原料の解凍 鳥取県企業の場合はここから開始している。
配合、秤量、肉詰 
 肉詰めに際しては硫酸紙でカニ肉を包む。
真空巻締
殺菌 高温高圧殺菌(F値4以上)する。
冷却
函詰
 ロシア、アラスカ、カナダ産の加熱済み身出し冷凍ズワイガニを用いる場合、 まず解凍するところから作業は始まります。以前は二段煮熟した原料が使用されていましたが、 最近は一段煮熟(高温煮熟)のものが多くなり、時折ブルーミートと呼ばれる不良品の発生も見られます。

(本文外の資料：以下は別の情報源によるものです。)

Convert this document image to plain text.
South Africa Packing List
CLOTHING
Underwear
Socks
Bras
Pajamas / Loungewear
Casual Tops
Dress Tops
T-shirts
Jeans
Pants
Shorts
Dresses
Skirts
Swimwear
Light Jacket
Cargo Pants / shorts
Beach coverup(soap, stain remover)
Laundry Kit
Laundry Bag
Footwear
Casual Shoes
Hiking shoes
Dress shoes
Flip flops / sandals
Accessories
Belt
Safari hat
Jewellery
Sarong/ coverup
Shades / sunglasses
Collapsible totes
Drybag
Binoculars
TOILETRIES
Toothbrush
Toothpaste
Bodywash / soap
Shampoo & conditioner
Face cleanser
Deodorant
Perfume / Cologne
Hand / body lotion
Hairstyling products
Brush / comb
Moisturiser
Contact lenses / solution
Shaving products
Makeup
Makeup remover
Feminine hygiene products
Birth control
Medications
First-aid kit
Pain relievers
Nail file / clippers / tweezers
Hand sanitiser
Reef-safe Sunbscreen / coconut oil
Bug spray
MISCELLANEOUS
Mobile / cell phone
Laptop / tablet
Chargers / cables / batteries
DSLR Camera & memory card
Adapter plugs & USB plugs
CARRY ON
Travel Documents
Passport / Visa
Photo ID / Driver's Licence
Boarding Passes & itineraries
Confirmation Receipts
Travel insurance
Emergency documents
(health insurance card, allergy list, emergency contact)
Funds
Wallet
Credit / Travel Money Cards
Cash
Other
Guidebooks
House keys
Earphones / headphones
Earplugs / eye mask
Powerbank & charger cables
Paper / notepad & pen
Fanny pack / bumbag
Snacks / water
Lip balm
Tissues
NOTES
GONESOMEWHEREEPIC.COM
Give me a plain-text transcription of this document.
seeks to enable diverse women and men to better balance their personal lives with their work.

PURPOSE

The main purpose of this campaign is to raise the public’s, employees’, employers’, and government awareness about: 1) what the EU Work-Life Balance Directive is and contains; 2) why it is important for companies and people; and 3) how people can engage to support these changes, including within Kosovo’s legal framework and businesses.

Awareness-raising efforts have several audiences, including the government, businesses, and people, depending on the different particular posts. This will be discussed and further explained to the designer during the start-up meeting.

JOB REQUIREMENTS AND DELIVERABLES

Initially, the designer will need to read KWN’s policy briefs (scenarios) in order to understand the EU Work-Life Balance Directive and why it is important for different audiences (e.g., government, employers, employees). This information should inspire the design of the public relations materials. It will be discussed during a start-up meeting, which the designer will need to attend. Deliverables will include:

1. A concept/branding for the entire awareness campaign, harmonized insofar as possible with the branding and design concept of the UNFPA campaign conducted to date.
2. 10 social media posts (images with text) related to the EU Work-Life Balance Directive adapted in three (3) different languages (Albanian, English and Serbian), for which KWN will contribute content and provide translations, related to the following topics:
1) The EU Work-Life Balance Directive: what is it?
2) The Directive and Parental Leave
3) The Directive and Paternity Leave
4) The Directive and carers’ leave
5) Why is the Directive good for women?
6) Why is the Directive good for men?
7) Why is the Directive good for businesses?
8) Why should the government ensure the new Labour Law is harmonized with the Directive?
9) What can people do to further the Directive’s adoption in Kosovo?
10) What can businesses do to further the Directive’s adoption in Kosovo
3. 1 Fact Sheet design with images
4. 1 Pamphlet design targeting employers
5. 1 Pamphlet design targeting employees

 二段煮熟とは、かに肉タンパク質の凝固温度(55~60℃)と血液成分であるヘモシアニンの それ(70℃)の差異を利用したもので、60℃付近の温度で煮熟(一次加熱)後、水洗いしてブルーミートの 原因となるヘモシアニンを洗い出し、次いで95℃程度で煮熟する(二次加熱)ことです。
 調味は、食塩をベースにその他の調味料を配合します。肉が缶に直接接触しないように、 専用装置により缶に硫酸紙を装着して肉を包みます。スチール缶を使用する場合、 缶内面をエナメルコーティングされたものを使用することにより、黒変は大幅に減少しますが、 より安全を期すため硫酸紙を使用します。アルミ缶を使用する場合は黒変が生じないため、 硫酸紙は使用せず、直接肉詰めします。
ズワイガニ
硫酸紙装着装置

ズワイガニ
肉詰め工程
 肉詰め量は、加熱殺菌後の身の歩留まりを勘案して1割程度多めに充填します。 製品は大別するとズワイガニ脚部の棒肉のみを使用した製品と、フレーク製品があり、 フレークには肩肉、棒崩れ肉、爪肉、ナンバン肉(第2脚肉)、ラッキョウ肉(関節肉)等が 使用されます。棒肉とフレークを混合した製品もあります。
 殺菌の方法は、高温で短時間(120℃30分程度)加熱する場合と、比較的低温で 長時間(110℃90分程度)加熱する2種類の方法があります。缶の中心温度は、温度ロガーを用いて記録します。
ズワイガニ
温度ロガー
○製品の形態・包装等
 缶は内側にエナメルコーティングを施したスチール缶(T2号、C3号)、 またはアルミ製のプルトップ缶が使用されます。